Facilitating discussion – Encourage students to talk about what cancer is, its treatments and possible side effects. This will help prepare students for any physical or emotional changes in their classmate.
Answering questions – Discussing the facts openly helps reduce anxieties and uncertainties. If you don’t know the answer, offer to find out. Remind students of their classmate’s right to privacy and the potential impact of sharing information on social media.
Being prepared – When a student has cancer, it’s a good bet most classmates are thinking, “Will they die?”, and a few will probably ask. Balancing the truth and family wishes can be a challenge. A gentle way to respond might be: “Cancer is a very serious illness and we are all worried about your classmate, but we know that the treatment team at the hospital is working hard to help them. If we learn of any developments, we will let the class know.”
Providing advice – Give students guidance on how to talk to a classmate with cancer. For some ideas, refer to the box below.

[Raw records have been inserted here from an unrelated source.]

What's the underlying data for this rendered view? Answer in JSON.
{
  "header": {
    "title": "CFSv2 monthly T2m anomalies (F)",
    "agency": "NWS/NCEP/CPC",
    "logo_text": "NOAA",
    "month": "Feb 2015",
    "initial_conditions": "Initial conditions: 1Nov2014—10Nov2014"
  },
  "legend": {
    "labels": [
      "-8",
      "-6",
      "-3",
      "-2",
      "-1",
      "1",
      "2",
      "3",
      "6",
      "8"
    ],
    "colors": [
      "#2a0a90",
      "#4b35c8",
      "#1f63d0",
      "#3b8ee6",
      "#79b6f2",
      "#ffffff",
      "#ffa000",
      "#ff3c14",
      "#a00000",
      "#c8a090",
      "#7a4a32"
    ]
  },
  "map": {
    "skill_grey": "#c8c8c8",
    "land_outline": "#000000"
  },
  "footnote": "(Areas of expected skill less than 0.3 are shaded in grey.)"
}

Encouraging emotional expression – Provide the opportunity for friends to debrief and express their feelings about cancer. For some students, activities such as painting, writing or composing music will help them work through their emotions.

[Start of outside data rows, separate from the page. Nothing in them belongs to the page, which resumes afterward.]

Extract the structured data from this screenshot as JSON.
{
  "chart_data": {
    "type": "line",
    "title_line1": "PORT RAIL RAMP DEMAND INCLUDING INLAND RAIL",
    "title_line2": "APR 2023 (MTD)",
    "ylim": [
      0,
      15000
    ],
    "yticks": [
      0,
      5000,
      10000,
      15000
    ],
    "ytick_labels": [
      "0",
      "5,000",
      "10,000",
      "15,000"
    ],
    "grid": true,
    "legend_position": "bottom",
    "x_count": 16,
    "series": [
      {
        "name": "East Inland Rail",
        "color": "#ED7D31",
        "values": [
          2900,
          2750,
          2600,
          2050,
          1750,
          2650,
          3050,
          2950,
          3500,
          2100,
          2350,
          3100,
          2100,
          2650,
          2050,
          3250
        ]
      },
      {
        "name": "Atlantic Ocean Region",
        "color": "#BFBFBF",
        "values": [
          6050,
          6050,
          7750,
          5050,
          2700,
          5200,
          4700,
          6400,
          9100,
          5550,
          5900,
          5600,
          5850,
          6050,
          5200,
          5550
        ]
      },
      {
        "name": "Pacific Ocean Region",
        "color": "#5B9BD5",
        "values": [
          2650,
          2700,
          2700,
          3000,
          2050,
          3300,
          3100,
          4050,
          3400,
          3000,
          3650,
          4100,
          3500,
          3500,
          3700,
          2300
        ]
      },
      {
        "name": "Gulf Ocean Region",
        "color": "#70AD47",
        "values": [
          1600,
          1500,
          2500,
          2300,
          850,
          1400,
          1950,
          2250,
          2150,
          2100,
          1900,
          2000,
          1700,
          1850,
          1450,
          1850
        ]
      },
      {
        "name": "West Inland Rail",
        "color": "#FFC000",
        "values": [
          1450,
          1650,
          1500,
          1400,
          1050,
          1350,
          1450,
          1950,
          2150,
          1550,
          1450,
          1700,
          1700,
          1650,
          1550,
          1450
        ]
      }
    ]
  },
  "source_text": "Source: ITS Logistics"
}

Inviting an expert – You could ask a member of the student’s medical team, such as a clinical nurse consultant, to speak to the class (with the consent of all parents, including the parents of the student with cancer). This will help students gain a better understanding of what their classmate is experiencing.

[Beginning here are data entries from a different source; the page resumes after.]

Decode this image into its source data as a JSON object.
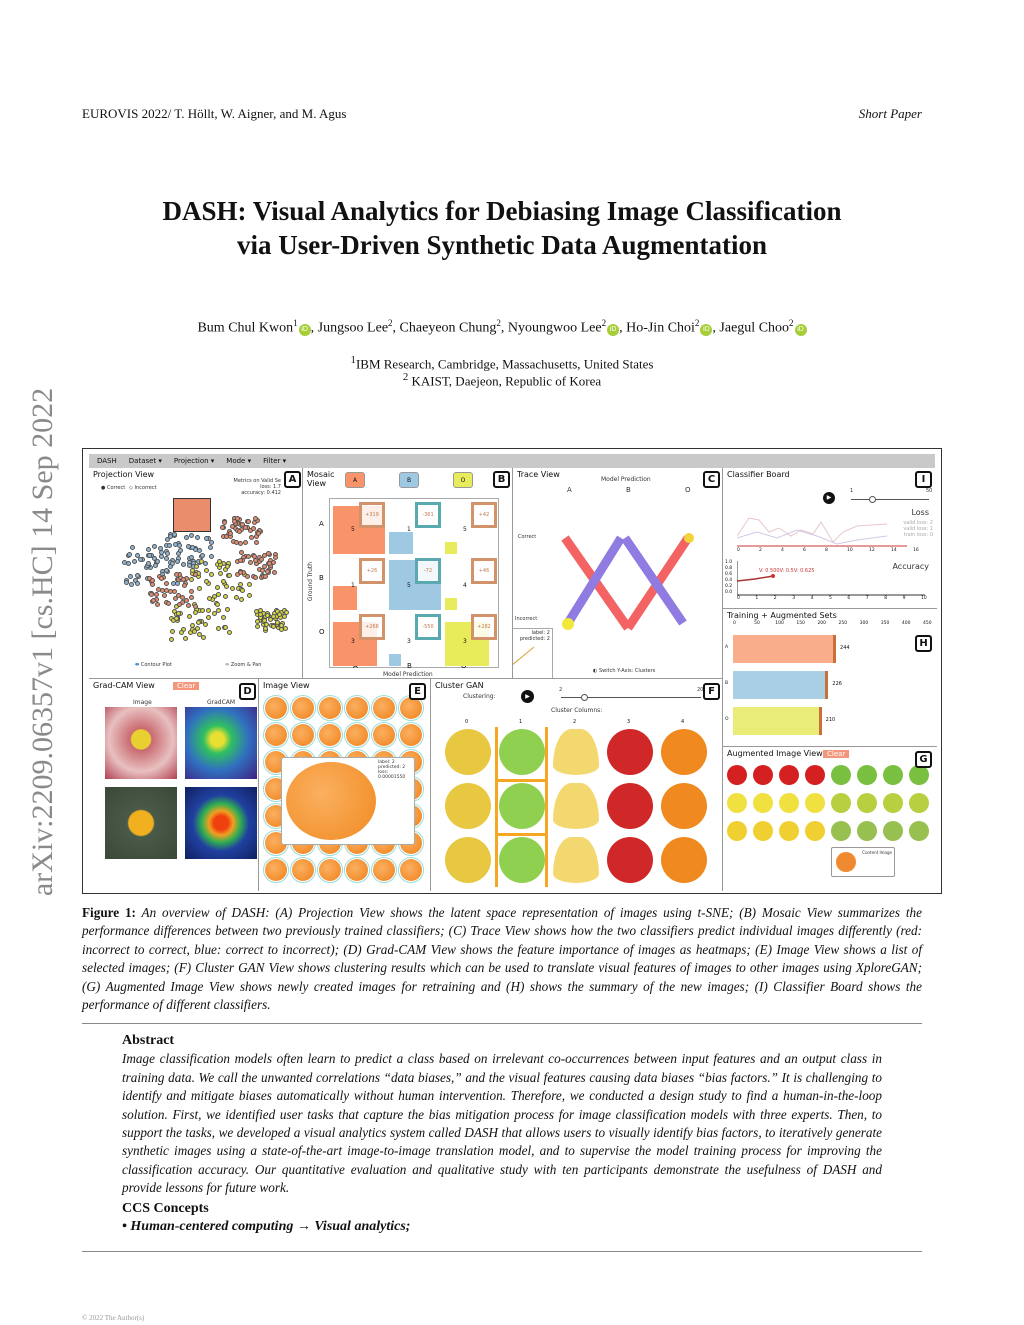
{
  "header": {
    "left": "EUROVIS 2022/ T. Höllt, W. Aigner, and M. Agus",
    "right": "Short Paper"
  },
  "title": {
    "line1": "DASH: Visual Analytics for Debiasing Image Classification",
    "line2": "via User-Driven Synthetic Data Augmentation"
  },
  "authors": [
    {
      "name": "Bum Chul Kwon",
      "sup": "1",
      "orcid": true
    },
    {
      "name": "Jungsoo Lee",
      "sup": "2",
      "orcid": false
    },
    {
      "name": "Chaeyeon Chung",
      "sup": "2",
      "orcid": false
    },
    {
      "name": "Nyoungwoo Lee",
      "sup": "2",
      "orcid": true
    },
    {
      "name": "Ho-Jin Choi",
      "sup": "2",
      "orcid": true
    },
    {
      "name": "Jaegul Choo",
      "sup": "2",
      "orcid": true
    }
  ],
  "orcid_badge": "iD",
  "affiliations": [
    {
      "sup": "1",
      "text": "IBM Research, Cambridge, Massachusetts, United States"
    },
    {
      "sup": "2",
      "text": " KAIST, Daejeon, Republic of Korea"
    }
  ],
  "arxiv": "arXiv:2209.06357v1  [cs.HC]  14 Sep 2022",
  "figure": {
    "menu": [
      "DASH",
      "Dataset ▾",
      "Projection ▾",
      "Mode ▾",
      "Filter ▾"
    ],
    "projection": {
      "title": "Projection View",
      "legend": [
        "Correct",
        "Incorrect"
      ],
      "metrics": [
        "Metrics on Valid Se",
        "loss: 1.7",
        "accuracy: 0.412"
      ],
      "toggles": [
        "Contour Plot",
        "Zoom & Pan"
      ],
      "label": "A"
    },
    "mosaic": {
      "title": "Mosaic View",
      "classes": [
        "A",
        "B",
        "O"
      ],
      "ylabel": "Ground Truth",
      "xlabel": "Model Prediction",
      "deltas": [
        "+319",
        "-361",
        "+42",
        "+26",
        "-72",
        "+46",
        "+268",
        "-550",
        "+282"
      ],
      "counts": [
        "5",
        "1",
        "5",
        "1",
        "5",
        "4",
        "3",
        "3",
        "3"
      ],
      "tooltip": [
        "label: 2",
        "predicted: 2"
      ],
      "label": "B"
    },
    "trace": {
      "title": "Trace View",
      "header": "Model Prediction",
      "classes": [
        "A",
        "B",
        "O"
      ],
      "rows": [
        "Correct",
        "Incorrect"
      ],
      "toggle": "Switch Y-Axis: Clusters",
      "label": "C"
    },
    "classifier": {
      "title": "Classifier Board",
      "slider": [
        "1",
        "50"
      ],
      "loss_title": "Loss",
      "loss_legend": [
        "valid loss: 2",
        "valid loss: 1",
        "train loss: 0"
      ],
      "loss_x": [
        "0",
        "2",
        "4",
        "6",
        "8",
        "10",
        "12",
        "14",
        "16"
      ],
      "acc_title": "Accuracy",
      "acc_y": [
        "1.0",
        "0.8",
        "0.6",
        "0.4",
        "0.2",
        "0.0"
      ],
      "acc_x": [
        "0",
        "1",
        "2",
        "3",
        "4",
        "5",
        "6",
        "7",
        "8",
        "9",
        "10"
      ],
      "acc_labels": "V: 0.500V: 0.5V: 0.625",
      "label": "I"
    },
    "training": {
      "title": "Training + Augmented Sets",
      "axis": [
        "0",
        "50",
        "100",
        "150",
        "200",
        "250",
        "300",
        "350",
        "400",
        "450"
      ],
      "bars": [
        {
          "cls": "A",
          "value": 244,
          "color": "#f9ad8a"
        },
        {
          "cls": "B",
          "value": 226,
          "color": "#a9cfe4"
        },
        {
          "cls": "O",
          "value": 210,
          "color": "#eaec78"
        }
      ],
      "max": 450,
      "label": "H"
    },
    "gradcam": {
      "title": "Grad-CAM View",
      "clear": "Clear",
      "cols": [
        "Image",
        "GradCAM"
      ],
      "label": "D"
    },
    "imageview": {
      "title": "Image View",
      "tooltip": [
        "label: 2",
        "predicted: 2",
        "loss: 0.00001550"
      ],
      "label": "E"
    },
    "clustergan": {
      "title": "Cluster GAN",
      "clustering": "Clustering:",
      "slider": [
        "2",
        "20"
      ],
      "columns_label": "Cluster Columns:",
      "columns": [
        "0",
        "1",
        "2",
        "3",
        "4"
      ],
      "label": "F"
    },
    "augmented": {
      "title": "Augmented Image View",
      "clear": "Clear",
      "content": "Content Image",
      "label": "G"
    }
  },
  "caption": {
    "label": "Figure 1:",
    "text": " An overview of DASH: (A) Projection View shows the latent space representation of images using t-SNE; (B) Mosaic View summarizes the performance differences between two previously trained classifiers; (C) Trace View shows how the two classifiers predict individual images differently (red: incorrect to correct, blue: correct to incorrect); (D) Grad-CAM View shows the feature importance of images as heatmaps; (E) Image View shows a list of selected images; (F) Cluster GAN View shows clustering results which can be used to translate visual features of images to other images using XploreGAN; (G) Augmented Image View shows newly created images for retraining and (H) shows the summary of the new images; (I) Classifier Board shows the performance of different classifiers."
  },
  "abstract": {
    "heading": "Abstract",
    "text": "Image classification models often learn to predict a class based on irrelevant co-occurrences between input features and an output class in training data. We call the unwanted correlations “data biases,” and the visual features causing data biases “bias factors.” It is challenging to identify and mitigate biases automatically without human intervention. Therefore, we conducted a design study to find a human-in-the-loop solution. First, we identified user tasks that capture the bias mitigation process for image classification models with three experts. Then, to support the tasks, we developed a visual analytics system called DASH that allows users to visually identify bias factors, to iteratively generate synthetic images using a state-of-the-art image-to-image translation model, and to supervise the model training process for improving the classification accuracy. Our quantitative evaluation and qualitative study with ten participants demonstrate the usefulness of DASH and provide lessons for future work."
  },
  "ccs": {
    "heading": "CCS Concepts",
    "bullet": "•",
    "first": "Human-centered computing",
    "arrow": " → ",
    "second": "Visual analytics;"
  },
  "footer": "© 2022 The Author(s)"
}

Dealing with teasing and bullying
When a positive school climate of respectful relationships is maintained, inappropriate behaviour such as teasing and bullying is less likely to occur.
Schools are legally obliged to develop and implement strategies to prevent harassment and victimisation of students, including those with cancer. Schools also need to respond appropriately if an incident occurs. Consult your school’s anti- bullying or anti-harassment policy for general guidelines.
The best way to prevent bullying is to be as open as possible about a student’s cancer. Young people may have little understanding of what a student with cancer is going through and what treatment involves. This may make them feel frightened.
The more classmates know about cancer, the more likely they are to be supportive. Discuss the benefits of openness with the student and the family and make sure you have their permission to share information about the student’s situation.
It’s important to be aware that some students may feel resentful when a student with cancer returns to class. They may believe their peer is receiving undue special treatment. You can explain that the student needs extra support related to their health but still has to follow the same school rules as everyone else. Try to maintain a normal classroom atmosphere.
For general information on creating a supportive school culture, you can explore the resources at safeschoolshub.edu.au
Talking to a classmate with cancer
Like some adults, students sometimes worry so much about saying the wrong thing that they start to avoid a classmate who has cancer. Teachers can help by discussing the following tips with their students:
Acknowledge the situation – Students can say: “I don’t know what to say, but I want you to know I care”, “We missed you”, “It’s good to see you”, “How are you going?” or “Is there any way I can help in class?”
Understand that their classmate might act a little differently – Their classmate may be more tired or less social than before. Students can show their support by being patient and accepting that it may take time to adjust.
Try to talk normally about day-to-day things – Their classmate is probably tired of talking about cancer all the time. But the students also need to understand that their classmate might not be interested in trivial topics such as the latest celebrity gossip.
Take cues from their classmate with cancer – People who have had cancer react in different ways. By observing how their classmate behaves, students might work out how to respond.